Question

An alternating current is given by \[ I = I_A \sin \omega t + I_B \cos \omega t. \] The r.m.s. current will be:

• A. \( \sqrt{I_A^2 + I_B^2} \)
• B. \( \frac{\sqrt{I_A^2 + I_B^2}}{2} \)
• C. \( \sqrt{\frac{I_A^2 + I_B^2}{2}} \)
• D. \( \frac{|I_A + I_B|}{\sqrt{2}} \)

Hint:

The r.m.s. current is found by squaring the current expression, averaging over one period, and then taking the square root. When the current is a sum of sine and cosine functions, this simplifies to the formula given above.

Answer 1

The Correct Option is C

The provided alternating current is represented as:

\(I = I_A \sin \omega t + I_B \cos \omega t\)

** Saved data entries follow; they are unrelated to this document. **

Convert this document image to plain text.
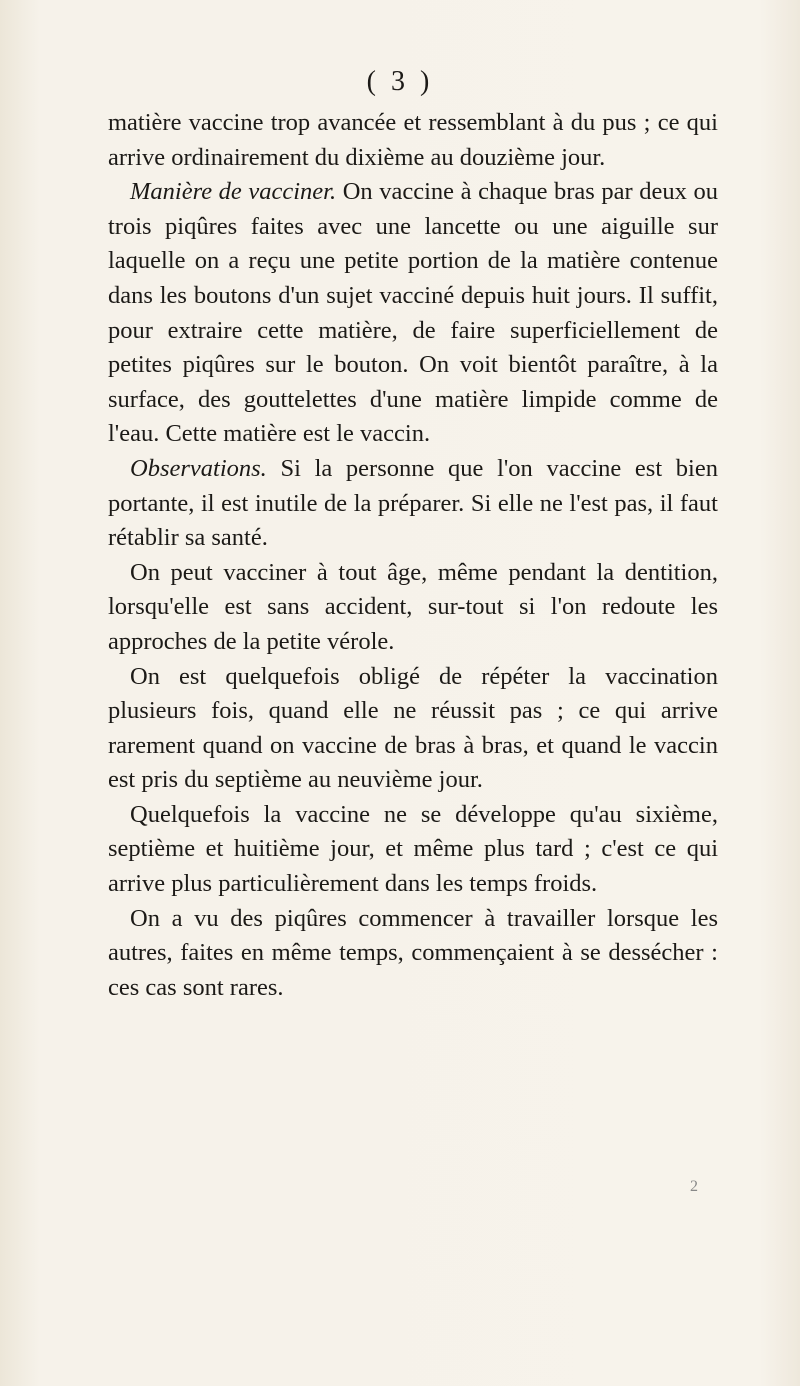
( 3 )

matière vaccine trop avancée et ressemblant à du pus ; ce qui arrive ordinairement du dixième au douzième jour.

Manière de vacciner. On vaccine à chaque bras par deux ou trois piqûres faites avec une lancette ou une aiguille sur laquelle on a reçu une petite portion de la matière contenue dans les boutons d'un sujet vacciné depuis huit jours. Il suffit, pour extraire cette matière, de faire superficiellement de petites piqûres sur le bouton. On voit bientôt paraître, à la surface, des gouttelettes d'une matière limpide comme de l'eau. Cette matière est le vaccin.

Observations. Si la personne que l'on vaccine est bien portante, il est inutile de la préparer. Si elle ne l'est pas, il faut rétablir sa santé.

On peut vacciner à tout âge, même pendant la dentition, lorsqu'elle est sans accident, sur-tout si l'on redoute les approches de la petite vérole.

On est quelquefois obligé de répéter la vaccination plusieurs fois, quand elle ne réussit pas ; ce qui arrive rarement quand on vaccine de bras à bras, et quand le vaccin est pris du septième au neuvième jour.

Quelquefois la vaccine ne se développe qu'au sixième, septième et huitième jour, et même plus tard ; c'est ce qui arrive plus particulièrement dans les temps froids.

On a vu des piqûres commencer à travailler lorsque les autres, faites en même temps, commençaient à se dessécher : ces cas sont rares.

2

To determine the root mean square (r.m.s.) value of the total current, we apply the general formula for the r.m.s. value of a sum of two sinusoidal functions:

\(I_{rms} = \sqrt{\text{mean of the square of the total current}}\)

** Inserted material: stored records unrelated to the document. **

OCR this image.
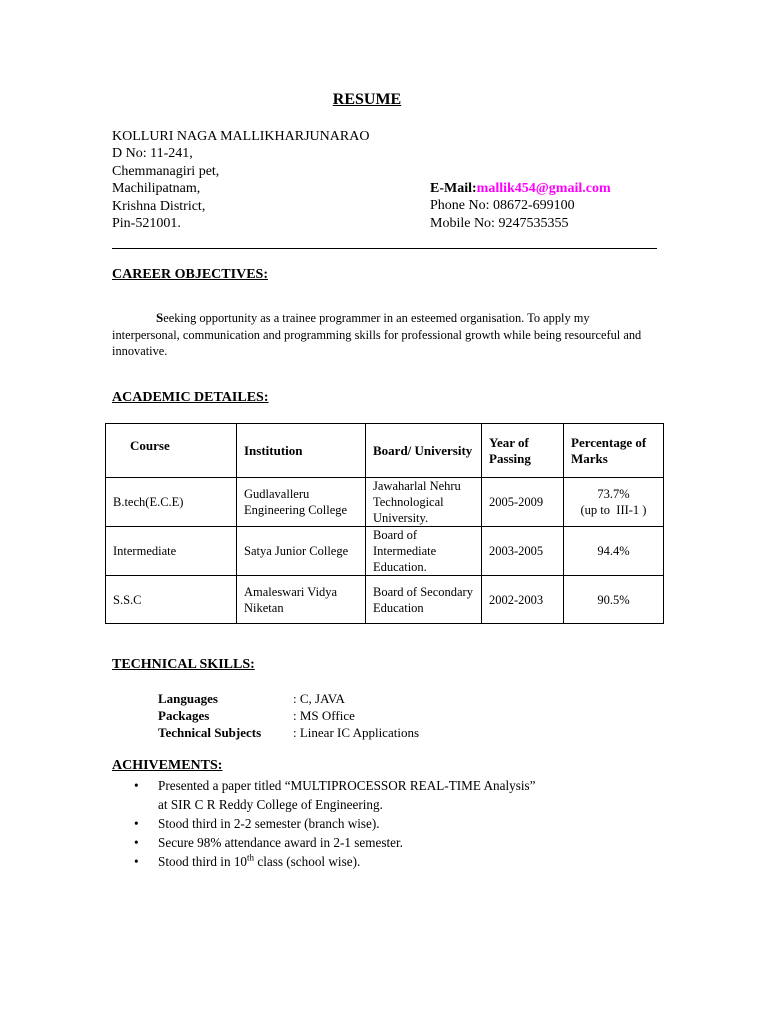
RESUME
KOLLURI NAGA MALLIKHARJUNARAO
D No: 11-241,
Chemmanagiri pet,
Machilipatnam,
Krishna District,
Pin-521001.
E-Mail:mallik454@gmail.com
Phone No: 08672-699100
Mobile No: 9247535355
CAREER OBJECTIVES:
Seeking opportunity as a trainee programmer in an esteemed organisation. To apply my interpersonal, communication and programming skills for professional growth while being resourceful and innovative.
ACADEMIC DETAILES:
Course	Institution	Board/ University	Year of Passing	Percentage of Marks
B.tech(E.C.E)	Gudlavalleru Engineering College	Jawaharlal Nehru Technological University.	2005-2009	73.7%
(up to  III-1 )

Intermediate	Satya Junior College	Board of Intermediate Education.	2003-2005	94.4%
S.S.C	Amaleswari Vidya Niketan	Board of Secondary Education	2002-2003	90.5%
TECHNICAL SKILLS:
Languages	: C, JAVA
Packages	: MS Office
Technical Subjects	: Linear IC Applications
ACHIVEMENTS:
• Presented a paper titled “MULTIPROCESSOR REAL-TIME Analysis”
at SIR C R Reddy College of Engineering.
• Stood third in 2-2 semester (branch wise).
• Secure 98% attendance award in 2-1 semester.
• Stood third in 10th class (school wise).
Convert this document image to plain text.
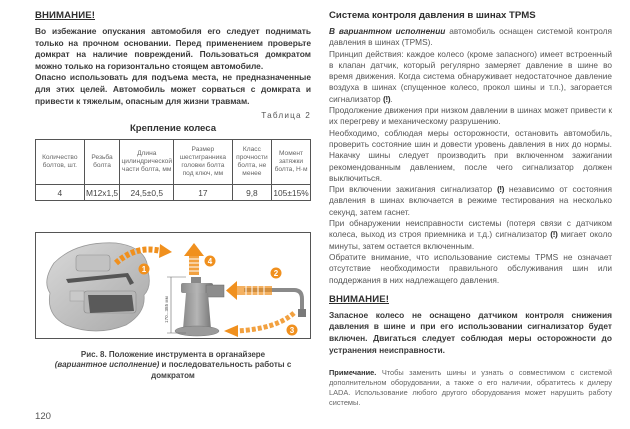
ВНИМАНИЕ!

Во избежание опускания автомобиля его следует поднимать только на прочном основании. Перед применением проверьте домкрат на наличие повреждений. Пользоваться домкратом можно только на горизонтально стоящем автомобиле.

Опасно использовать для подъема места, не предназначенные для этих целей. Автомобиль может сорваться с домкрата и привести к тяжелым, опасным для жизни травмам.

Таблица 2
Крепление колеса
Количество болтов, шт.	Резьба болта	Длина цилиндрической части болта, мм	Размер шестигранника головки болта под ключ, мм	Класс прочности болта, не менее	Момент затяжки болта, Н·м
4	M12x1,5	24,5±0,5	17	9,8	105±15%
1
4
170...385 мм
2
3
Рис. 8. Положение инструмента в органайзере
(вариантное исполнение) и последовательность работы с домкратом
120
Система контроля давления в шинах TPMS

В вариантном исполнении автомобиль оснащен системой контроля давления в шинах (TPMS).

Принцип действия: каждое колесо (кроме запасного) имеет встроенный в клапан датчик, который регулярно замеряет давление в шине во время движения. Когда система обнаруживает недостаточное давление воздуха в шинах (спущенное колесо, прокол шины и т.п.), загорается сигнализатор (!).

Продолжение движения при низком давлении в шинах может привести к их перегреву и механическому разрушению.

Необходимо, соблюдая меры осторожности, остановить автомобиль, проверить состояние шин и довести уровень давления в них до нормы. Накачку шины следует производить при включенном зажигании рекомендованным давлением, после чего сигнализатор должен выключиться.

При включении зажигания сигнализатор (!) независимо от состояния давления в шинах включается в режиме тестирования на несколько секунд, затем гаснет.

При обнаружении неисправности системы (потеря связи с датчиком колеса, выход из строя приемника и т.д.) сигнализатор (!) мигает около минуты, затем остается включенным.

Обратите внимание, что использование системы TPMS не означает отсутствие необходимости правильного обслуживания шин или поддержания в них надлежащего давления.

ВНИМАНИЕ!
Запасное колесо не оснащено датчиком контроля снижения давления в шине и при его использовании сигнализатор будет включен. Двигаться следует соблюдая меры осторожности до устранения неисправности.
Примечание. Чтобы заменить шины и узнать о совместимом с системой дополнительном оборудовании, а также о его наличии, обратитесь к дилеру LADA. Использование любого другого оборудования может нарушить работу системы.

We need to calculate the r.m.s. value of the given current. Each sinusoidal component can be analyzed independently. For a sinusoidal current of the form \(I = I_m \sin \omega t\) or \(I = I_m \cos \omega t\), the r.m.s. value is \(\frac{I_m}{\sqrt{2}}\).

Consequently, we compute the squares of the r.m.s. values of the individual components:

• For \(I_A \sin \omega t\): The r.m.s. value is \(\frac{I_A}{\sqrt{2}}\), and its square is \(\left(\frac{I_A}{\sqrt{2}}\right)^2 = \frac{I_A^2}{2}\).
• For \(I_B \cos \omega t\): The r.m.s. value is \(\frac{I_B}{\sqrt{2}}\), and its square is \(\left(\frac{I_B}{\sqrt{2}}\right)^2 = \frac{I_B^2}{2}\).

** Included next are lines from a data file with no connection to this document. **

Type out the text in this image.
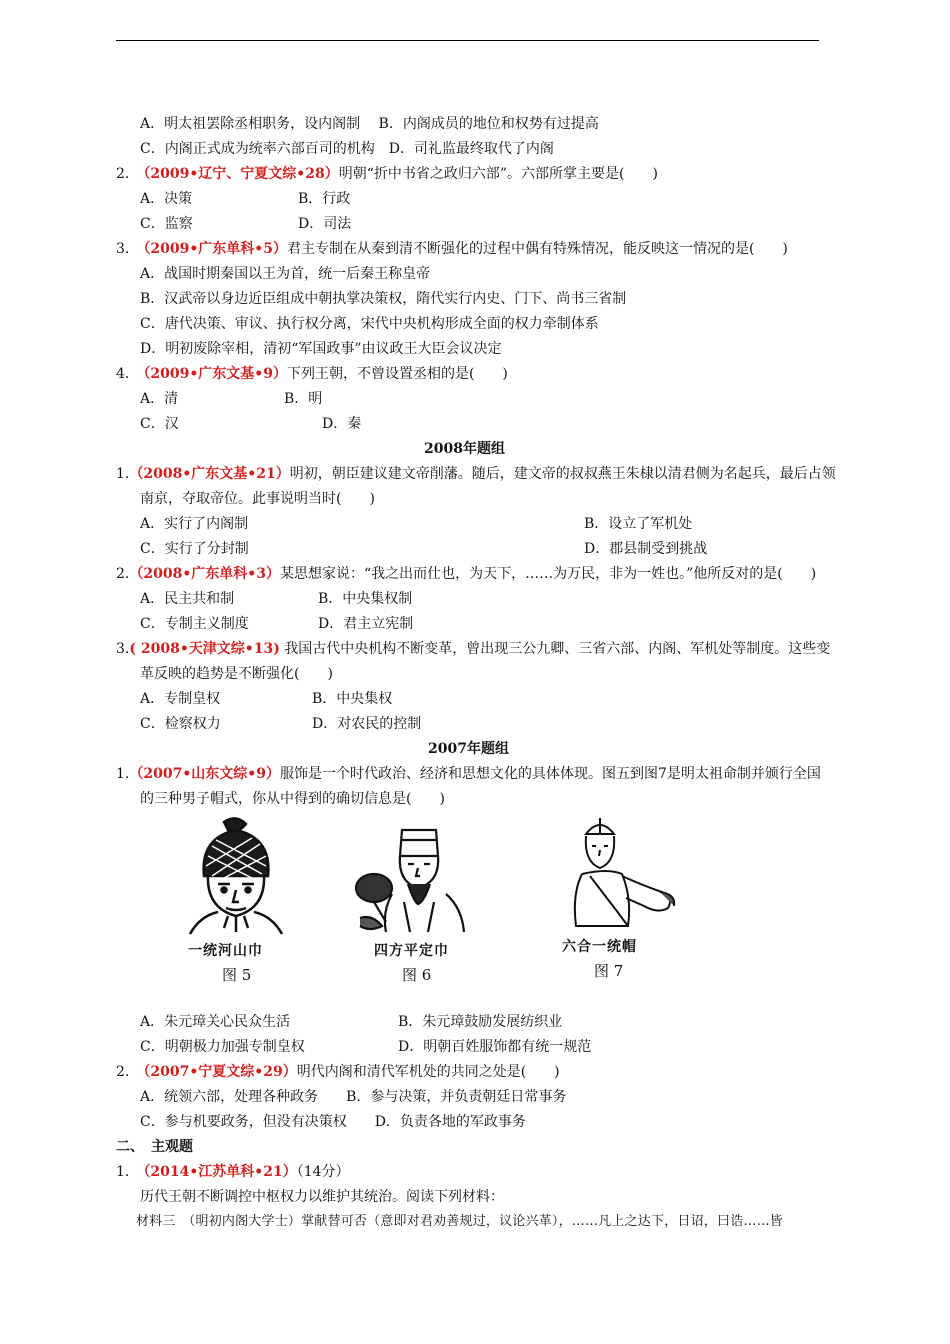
A．明太祖罢除丞相职务，设内阁制　 B．内阁成员的地位和权势有过提高
C．内阁正式成为统率六部百司的机构　D．司礼监最终取代了内阁
2.　（2009•辽宁、宁夏文综•28）明朝“折中书省之政归六部”。六部所掌主要是(　　)
A．决策	B．行政
C．监察	D．司法
3.　（2009•广东单科•5）君主专制在从秦到清不断强化的过程中偶有特殊情况，能反映这一情况的是(　　)
A．战国时期秦国以王为首，统一后秦王称皇帝
B．汉武帝以身边近臣组成中朝执掌决策权，隋代实行内史、门下、尚书三省制
C．唐代决策、审议、执行权分离，宋代中央机构形成全面的权力牵制体系
D．明初废除宰相，清初“军国政事”由议政王大臣会议决定
4.　（2009•广东文基•9）下列王朝，不曾设置丞相的是(　　)
A．清	B．明
C．汉	D．秦
2008年题组
1.（2008•广东文基•21）明初，朝臣建议建文帝削藩。随后，建文帝的叔叔燕王朱棣以清君侧为名起兵，最后占领
南京，夺取帝位。此事说明当时(　　)
A．实行了内阁制	B．设立了军机处
C．实行了分封制	D．郡县制受到挑战
2.（2008•广东单科•3）某思想家说：“我之出而仕也，为天下，……为万民，非为一姓也。”他所反对的是(　　)
A．民主共和制	B．中央集权制
C．专制主义制度	D．君主立宪制
3.( 2008•天津文综•13) 我国古代中央机构不断变革，曾出现三公九卿、三省六部、内阁、军机处等制度。这些变
革反映的趋势是不断强化(　　)
A．专制皇权	B．中央集权
C．检察权力	D．对农民的控制
2007年题组
1.（2007•山东文综•9）服饰是一个时代政治、经济和思想文化的具体体现。图五到图7是明太祖命制并颁行全国
的三种男子帽式，你从中得到的确切信息是(　　)
A．朱元璋关心民众生活	B．朱元璋鼓励发展纺织业
C．明朝极力加强专制皇权	D．明朝百姓服饰都有统一规范
2.　（2007•宁夏文综•29）明代内阁和清代军机处的共同之处是(　　)
A．统领六部，处理各种政务　　B．参与决策，并负责朝廷日常事务
C．参与机要政务，但没有决策权　　D．负责各地的军政事务
二、　主观题
1.　（2014•江苏单科•21）（14分）
历代王朝不断调控中枢权力以维护其统治。阅读下列材料：
材料三　（明初内阁大学士）掌献替可否（意即对君劝善规过，议论兴革），……凡上之达下，日诏，曰诰……皆
一统河山巾
图 5
四方平定巾
图 6
六合一统帽
图 7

The r.m.s. value of the sum of these two sinusoidal components is then calculated as:

\(I_{rms} = \sqrt{\frac{I_A^2}{2} + \frac{I_B^2}{2}}\)

This expression simplifies to:

\(I_{rms} = \sqrt{\frac{I_A^2 + I_B^2}{2}}\)

This result corresponds to option 3. Therefore, the correct answer is:

\( \sqrt{\frac{I_A^2 + I_B^2}{2}} \)